Right now you are a professor of systematic theology in Auckland. Could you briefly tell us how it happened that you found yourself in New Zealand?
I left the community after 22 years, and it was in Lima that I met my future husband Steve Cournane. He is a Kiwi and a musician. After two years we got married. That is why I find myself in New Zealand today. There I continue my theological vocation, teaching and advocating for survivors, focusing my research on victims. I feel it has given sense and a meaning to what happened to me. I use my work to give hope. If you are a survivor it doesn’t mean that your life is over.
What are some of the questions that arise doing theology in a context of abuse?
“Where is God now?” In Elie Wiesel’s terrible story, this was the question came from a man who saw a boy hung in a concentration camp. In the same way, theology today cannot be the same following the severe crisis of sexual abuse that has occurred within the Church. We have to rethink many topics within ecclesiology, christology, and pastoral theology.
Regarding ecclesiology, in clerical sexual abuse, we have a combination of sexual abuse with abuse of spiritual power. Pope Francis identifies clericalism as the cause of the crisis, which has been defined by the Royal Commission into Institutional Responses to Child Sexual Abuse (Australia) as “the idealization of the priesthood… linked to a sense of entitlement, superiority and exclusion, and abuse of power.” The culture of clericalism not only idealizes the priest but emphasizes his exclusive and unique cultic role as another Christ. I believe one of the obligations of the Catholic community is to rethink our understanding of the theology of priesthood, eliminating the idea of a separated, exalted, and elitist priesthood at its very roots. We cannot think of ordination as a sacrament with magical effects. Clergy are neither saints nor super-heroes: they are not automatically made holy on the day of ordination by an ontological change.
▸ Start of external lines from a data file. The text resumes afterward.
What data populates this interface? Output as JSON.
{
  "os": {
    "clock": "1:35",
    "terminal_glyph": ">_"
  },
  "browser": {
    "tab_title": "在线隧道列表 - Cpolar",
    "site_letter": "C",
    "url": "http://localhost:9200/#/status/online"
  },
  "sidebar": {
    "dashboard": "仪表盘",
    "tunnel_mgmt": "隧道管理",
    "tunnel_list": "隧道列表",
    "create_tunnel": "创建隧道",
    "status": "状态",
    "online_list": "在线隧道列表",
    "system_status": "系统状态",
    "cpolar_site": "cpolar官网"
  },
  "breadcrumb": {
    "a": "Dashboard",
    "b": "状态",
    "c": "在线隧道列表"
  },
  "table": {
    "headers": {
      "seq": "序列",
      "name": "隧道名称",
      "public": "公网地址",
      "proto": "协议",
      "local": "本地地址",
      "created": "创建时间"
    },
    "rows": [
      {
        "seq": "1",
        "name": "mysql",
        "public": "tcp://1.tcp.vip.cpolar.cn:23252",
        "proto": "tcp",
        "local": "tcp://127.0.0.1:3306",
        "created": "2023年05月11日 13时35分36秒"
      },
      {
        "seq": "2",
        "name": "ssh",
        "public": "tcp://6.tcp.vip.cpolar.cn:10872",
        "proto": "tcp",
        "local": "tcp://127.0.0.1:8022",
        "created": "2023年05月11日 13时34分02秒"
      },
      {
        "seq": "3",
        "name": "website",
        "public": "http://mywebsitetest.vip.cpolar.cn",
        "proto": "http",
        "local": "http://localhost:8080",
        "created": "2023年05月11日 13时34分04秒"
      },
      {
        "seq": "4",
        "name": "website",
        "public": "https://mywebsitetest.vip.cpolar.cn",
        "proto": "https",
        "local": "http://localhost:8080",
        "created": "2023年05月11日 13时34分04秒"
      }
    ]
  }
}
Also, we need to evaluate what has been wrong in the systems and the structure of the Catholic Church. Despite victims complaining, some bishops and priests covered up or just ignored the problem. How, in a structure like the Church that praises itself for protecting the vulnerable, has there not been care for them? Why has sexual abuse not been just a “one-off” event within the system but rather a systemic aberration that has been enabled by the structure? Clericalism and structures more concerned with the protection of the church hierarchy and reputation are some of the causes. In my opinion, apart from issues surrounding clericalism and priesthood, we need to create ways for more participation of lay people in the decisional dimension of the Church. At the same time, it is unfortunate that in many places women are not involved in the decision-making processes. I think that it creates a Church that it is not balanced and lacks the spirit, ideas, and creativity of half of humanity.
What is your current research focus?
My research has been about the spiritual consequences of sexual abuse. Clerical child sexual abuse creates a problem of faith and a spiritual crisis in victims because the perpetrator is often seen to represent God. Another project was Responses by Survivors to Naming Jesus as a Victim of Sexual Abuse. When we say that Jesus was a victim of sexual abuse, we do not want to reduce his suffering only to a sexual dimension, but we want to explore an element that has not been adequately considered: the fact that Jesus was stripped naked and exposed. Prisoners executed in this way were often sexually humiliated. Jesus could understand what it means to be sexually humiliated. I have spoken to both male and female victims and survivors about this, and many have said it helped them feel that Jesus was near to their experiences. All of them agree this understanding would help the Church.